The XX Factor: What women really think.



  • Heteroflexible


    Ann, your reading of Bergner's article seemed spot on for me, particularly the part about women not wanting to find clear-cut answers in order to keep the door open for sexual possibility. The part of "What Do Women Want?" that stood out to me most was the discussion of sexologist Lisa Diamond's research:

    Diamond doesn’t claim that women are without innate sexual orientations. But she sees significance in the fact that many of her subjects agreed with the statement “I’m the kind of person who becomes physically attracted to the person rather than their gender.” For her participants, for the well-known women she lists at the start of her book [Ann Heche, Julie Cypher] and for women on average, she stresses that desire often emerges so compellingly from emotional closeness that innate orientations can be overridden.

    While I believed they were being honest, I never understood my bisexual female friends who would say similar things to Diamond's statement -- that they were attracted to the person, not the gender (or maybe, as Meghan mentioned, they were attracted to the person's desire, not their gender). Anyone who's attended a liberal arts college in the past 20 odd years knows at least one women who earns the not-so-kind epithet "LUG," or lesbian until graduation, and those women are not taken especially seriously.

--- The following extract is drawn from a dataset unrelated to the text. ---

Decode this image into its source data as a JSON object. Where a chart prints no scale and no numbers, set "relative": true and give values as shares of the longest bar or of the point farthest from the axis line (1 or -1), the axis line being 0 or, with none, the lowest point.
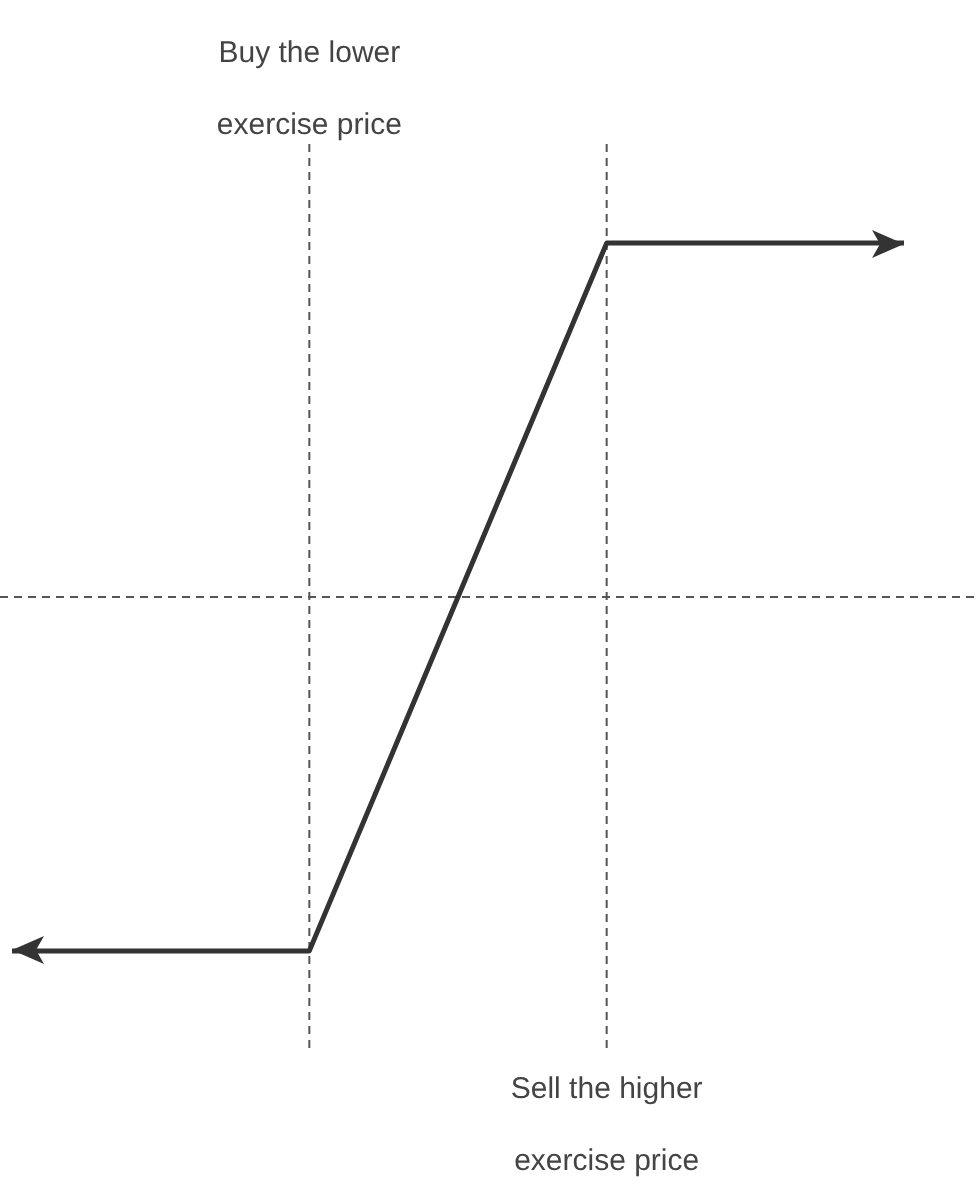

    Research like Diamond and Chivers' is valuable, not just for getting women to understand themselves, but to potentially foster more understanding of non-normative orientations. To answer your question Meghan, no, like Nina, I don't believe that women are divided between the divergent systems of sexuality,  the physiological and the subjective. It seems from the research being done, we're fairly far from coming up with any definitive commentary about women's sexuality. I think we're probably not even asking the right questions yet.

  • Women's Problems


    Meghan, thanks for starting a discussion about this Sunday's twisty and complicated NYT Magazine story on female desire. One quick response: You wrote about Meredith Chivers' experiment in which participants were shown a variety of sexual (and semi-sexual) images:

    Interestingly, though, the women recorded their sexual response differently than did the machines that measured it: they said they had been more turned on by the images of heterosexual sex—and less turned on by the images of bonobo sex—than they actually had been. Hmm. As I understand it, this discrepancy either means that women's minds and bodies are subconsciously at war, or that the women were conscious of their less "normative" desire but felt ashamed of it. In either case, it bears thinking about.
    I agree that the split between bodily reactions and psychological reactions Chivers found was fascinating. (Though I wonder how cleanly those divisions can actually be made.) But the way you describe that discrepancy makes it inherently a problem—either our minds and bodies are "at war" or we're "ashamed" of getting turned on by horny bonobos. Is it possible that the women simply had complicated reactions that, in the immediate testing situation, they weren't fully prepared to untangle or report accurately? Not that I like perpetuating the idea that women are this deep, dark forest of mystic mysteries, while men, in turn, are straightforward and easy to comprehend. (Ann, I'm a fan of your Freudian reading of the article.) But I'm not sure Chivers' data necessarily paints a picture of a womanly torment.